# NLP - Homework 4
### Miguel Bonilla

1. [Run First POS Tagger](#1.-Run-First-POS-Tagger)
    - [a. Long Sentence](#a.-Long-Sentence)
    - [b. Short Sentence](#b.-Short-Sentence)
2. [Run Second POS Tagger](#2.-Run-Second-POS-Tagger)
    - [a. Does it Produce the Same Outcome?](#a.-Does-it-Produce-the-Same-Outcome?)
    - [b. Explain Any Differences](#b.-Explain-Any-Differences)
3. [Random Sentence From Article](#3.-Random-Sentence-From-Article)
    - [a. Manual Tagging with Penn Tagset](#a.-Manual-Tagging-with-Penn-Tagset:)
    - [b. Run Sentence Through Both Taggers](#b.-Run-Sentence-Through-Both-Taggers)
    - [c.

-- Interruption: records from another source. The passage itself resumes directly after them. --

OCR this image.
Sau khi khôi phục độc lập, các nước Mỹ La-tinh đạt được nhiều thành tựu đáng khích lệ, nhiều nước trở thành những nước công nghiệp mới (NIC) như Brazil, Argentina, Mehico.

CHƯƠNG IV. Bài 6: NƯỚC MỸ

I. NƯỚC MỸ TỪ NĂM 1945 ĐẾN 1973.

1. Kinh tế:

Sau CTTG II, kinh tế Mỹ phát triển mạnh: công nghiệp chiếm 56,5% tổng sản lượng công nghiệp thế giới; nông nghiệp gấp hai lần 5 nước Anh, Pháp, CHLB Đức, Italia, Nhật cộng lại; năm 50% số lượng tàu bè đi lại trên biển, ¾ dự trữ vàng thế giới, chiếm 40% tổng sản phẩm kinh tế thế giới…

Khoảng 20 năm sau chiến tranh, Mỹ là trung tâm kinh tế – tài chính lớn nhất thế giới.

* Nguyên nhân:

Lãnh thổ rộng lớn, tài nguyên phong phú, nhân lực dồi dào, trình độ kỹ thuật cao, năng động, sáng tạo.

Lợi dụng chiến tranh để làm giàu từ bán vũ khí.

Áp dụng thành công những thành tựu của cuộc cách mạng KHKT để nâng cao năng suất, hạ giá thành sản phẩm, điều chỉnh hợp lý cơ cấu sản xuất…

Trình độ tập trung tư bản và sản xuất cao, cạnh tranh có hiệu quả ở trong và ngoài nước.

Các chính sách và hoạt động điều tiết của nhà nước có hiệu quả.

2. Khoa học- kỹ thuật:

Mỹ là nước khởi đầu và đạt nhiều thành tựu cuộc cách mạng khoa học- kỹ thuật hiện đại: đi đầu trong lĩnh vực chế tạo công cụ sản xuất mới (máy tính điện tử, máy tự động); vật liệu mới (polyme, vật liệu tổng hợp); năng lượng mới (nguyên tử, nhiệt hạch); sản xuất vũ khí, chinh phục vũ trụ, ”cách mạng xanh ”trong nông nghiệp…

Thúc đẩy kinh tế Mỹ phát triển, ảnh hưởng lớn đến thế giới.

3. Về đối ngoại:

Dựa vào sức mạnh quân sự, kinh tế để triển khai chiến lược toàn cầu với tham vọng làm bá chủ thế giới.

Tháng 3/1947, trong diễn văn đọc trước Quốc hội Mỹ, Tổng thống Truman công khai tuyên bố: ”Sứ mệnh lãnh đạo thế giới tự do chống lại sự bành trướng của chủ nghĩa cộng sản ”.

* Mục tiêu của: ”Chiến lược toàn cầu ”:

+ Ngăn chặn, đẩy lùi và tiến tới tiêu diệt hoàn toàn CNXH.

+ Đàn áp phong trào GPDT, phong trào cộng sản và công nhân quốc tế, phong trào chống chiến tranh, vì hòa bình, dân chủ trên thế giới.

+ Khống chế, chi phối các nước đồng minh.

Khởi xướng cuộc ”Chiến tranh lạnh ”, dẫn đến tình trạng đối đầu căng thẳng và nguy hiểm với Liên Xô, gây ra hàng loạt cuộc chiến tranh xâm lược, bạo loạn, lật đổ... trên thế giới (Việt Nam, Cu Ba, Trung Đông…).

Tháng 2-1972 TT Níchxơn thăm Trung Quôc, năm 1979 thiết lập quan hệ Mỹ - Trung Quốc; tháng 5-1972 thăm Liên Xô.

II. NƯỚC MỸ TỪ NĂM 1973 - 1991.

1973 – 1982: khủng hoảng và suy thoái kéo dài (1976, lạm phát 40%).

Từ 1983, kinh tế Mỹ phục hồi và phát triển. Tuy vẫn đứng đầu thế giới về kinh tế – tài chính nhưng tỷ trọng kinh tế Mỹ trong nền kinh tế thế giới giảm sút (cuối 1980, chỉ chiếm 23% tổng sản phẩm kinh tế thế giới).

Explain the Differences](#c.-Explain-the-Differences)

1.	Run one of the part-of-speech (POS) taggers available in Python. 
    a.	Find the longest sentence you can, longer than 10 words, that the POS tagger tags correctly. Show the input and output.  
    b.	Find the shortest sentence you can, shorter than 10 words, that the POS tagger fails to tag 100 percent correctly. Show the input and output. Explain your conjecture as to why the tagger might have been less than perfect with this sentence.

2.	Run a different POS tagger in Python. Process the same two sentences from question 1.
    a.	Does it produce the same or different output?  
    b.	Explain any differences as best you can.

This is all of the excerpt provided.